3D Key Protein Image May Lead to New Therapies for Pain and Brain Disorders

  • Scientists at the Scripps Research Institute (TSRI) and Vanderbilt University say they have created the most detailed 3D picture yet of a membrane protein that is linked to learning, memory, anxiety, pain, and brain disorders such as schizophrenia, Parkinson's, Alzheimer’s, and autism.

    “This receptor family is an exciting new target for future medicines for treatment of brain disorders,” said P. Jeffrey Conn, Ph.D., Lee E. Limbird Professor of Pharmacology and director of the Vanderbilt Center for Neuroscience Drug Discovery.
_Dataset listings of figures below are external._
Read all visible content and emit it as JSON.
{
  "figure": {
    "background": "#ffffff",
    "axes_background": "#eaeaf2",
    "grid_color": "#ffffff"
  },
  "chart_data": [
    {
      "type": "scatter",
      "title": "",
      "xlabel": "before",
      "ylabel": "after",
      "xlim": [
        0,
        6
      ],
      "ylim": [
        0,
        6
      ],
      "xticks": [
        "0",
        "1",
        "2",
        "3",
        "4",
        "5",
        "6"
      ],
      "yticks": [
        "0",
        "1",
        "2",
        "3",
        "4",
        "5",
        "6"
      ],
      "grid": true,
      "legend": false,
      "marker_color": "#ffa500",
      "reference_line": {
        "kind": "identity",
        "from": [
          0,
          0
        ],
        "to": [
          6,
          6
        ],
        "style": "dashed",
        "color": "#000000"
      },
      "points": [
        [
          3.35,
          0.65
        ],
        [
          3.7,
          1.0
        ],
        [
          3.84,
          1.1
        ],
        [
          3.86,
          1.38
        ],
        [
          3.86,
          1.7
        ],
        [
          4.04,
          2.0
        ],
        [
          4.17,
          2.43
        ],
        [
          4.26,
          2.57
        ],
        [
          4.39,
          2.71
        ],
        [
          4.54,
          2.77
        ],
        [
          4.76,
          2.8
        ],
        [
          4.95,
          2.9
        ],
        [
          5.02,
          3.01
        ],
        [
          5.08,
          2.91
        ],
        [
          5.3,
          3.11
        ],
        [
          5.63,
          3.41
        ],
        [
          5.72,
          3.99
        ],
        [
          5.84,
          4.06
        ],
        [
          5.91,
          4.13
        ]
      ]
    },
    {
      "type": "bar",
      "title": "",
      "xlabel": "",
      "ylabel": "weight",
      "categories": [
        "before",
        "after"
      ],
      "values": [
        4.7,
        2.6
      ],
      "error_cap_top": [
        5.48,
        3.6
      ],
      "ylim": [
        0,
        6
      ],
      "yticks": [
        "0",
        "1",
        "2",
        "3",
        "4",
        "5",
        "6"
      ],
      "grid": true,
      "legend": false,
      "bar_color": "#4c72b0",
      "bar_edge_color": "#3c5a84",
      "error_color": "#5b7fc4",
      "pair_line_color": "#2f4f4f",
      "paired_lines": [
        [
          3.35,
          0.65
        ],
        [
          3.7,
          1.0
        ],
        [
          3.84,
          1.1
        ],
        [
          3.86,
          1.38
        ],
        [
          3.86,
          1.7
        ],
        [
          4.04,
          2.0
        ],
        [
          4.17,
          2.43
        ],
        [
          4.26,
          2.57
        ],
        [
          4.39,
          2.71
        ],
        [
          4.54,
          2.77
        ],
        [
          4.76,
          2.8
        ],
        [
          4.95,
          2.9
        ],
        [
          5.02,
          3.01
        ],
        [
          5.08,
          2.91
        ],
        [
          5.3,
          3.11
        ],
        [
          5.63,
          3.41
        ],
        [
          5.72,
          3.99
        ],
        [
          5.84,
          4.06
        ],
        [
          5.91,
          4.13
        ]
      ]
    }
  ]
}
He along with Raymond Stevens, Ph.D., a professor in the department of integrative structural and computational biology at TSRI, were senior authors of the study (“Structure of a Class C GPCR Metabotropic Glutamate Receptor 1 Bound to an Allosteric Modulator”) that appears in Science. “This new understanding of how drug-like molecules engage the receptor at an atomic level promises to have a major impact on new drug discovery efforts.”

    The mGlu1 receptor, which helps regulate the neurotransmitter glutamate, belongs to a superfamily of molecules known as G protein-coupled receptors (GPCRs). After binding molecules outside the cell, GPCRs trigger a specific response inside the cell. More than one-third of therapeutic drugs target GPCRs, including allergy and heart medications, drugs that target the central nervous system, and antidepressants.

    When the Stevens group decided to pursue the structure of mGlu1 and other key members of the mGlu family, it was natural that the scientists reached out to the researchers at Vanderbilt. “They are the best in the world at understanding mGlu receptors,” said Dr. Stevens. “By collaborating with experts in specific receptor subfamilies, we can reach our goal of understanding the human GPCR superfamily and how GPCRs control human cell signaling.”

    The task was made more difficult because there was no template for mGlu1 from closely related GPCR proteins to guide the researchers.

    “mGlu1 belongs to class C GPCRs, of which no structure has been solved before,” said TSRI graduate student Chong Wang, a first author of the new study with TSRI graduate student Huixian Wu. “This made the project much harder. We could not use other GPCRs as a template to design constructs for expression and stabilization or to help interpret diffraction data. The structure was so different that old school methods in novel protein structure determination had to be used.”

    The team decided to try to determine the structure of mGlu1 bound to novel “allosteric modulators” of mGlu1 contributed by the Vanderbilt group. Allosteric modulators bind to a site far away from the binding site of the natural activator (in this case, presumably the glutamate molecule), but change the shape of the molecule enough to affect receptor function. In the case of allosteric drug candidates, the hope is that the compounds affect the receptor function in a desirable, therapeutic way.

    The team proceeded to apply a combination of techniques, including X-ray crystallography, structure-activity relationships, mutagenesis and full-length dimer modeling. At the end of the study, they had achieved a high-resolution image of mGlu1 in complex with one of the drug candidates, as well as a deeper understanding of the receptor's function and pharmacology.

    “We determined the 2.8 Å resolution structure of the human mGlu1 receptor seven-transmembrane (7TM) domain bound to a negative allosteric modulator FITM,” wrote the investigators. “The modulator binding site partially overlaps with the orthosteric binding sites of Class A GPCRs, but is more restricted compared to most other GPCRs.”

    The findings show that mGlu1 possesses structural features both similar to and distinct from those seen in other GPCR classes, but in ways that would have been impossible to predict in advance.

    “The mGlu1 receptor structure now provides a solid platform for much more reliable modeling of closely related receptors, some of which are equally important in drug discovery,” said Vsevolod “Seva” Katritch, Ph.D., assistant professor of molecular biology at TSRI and a co-author of the paper.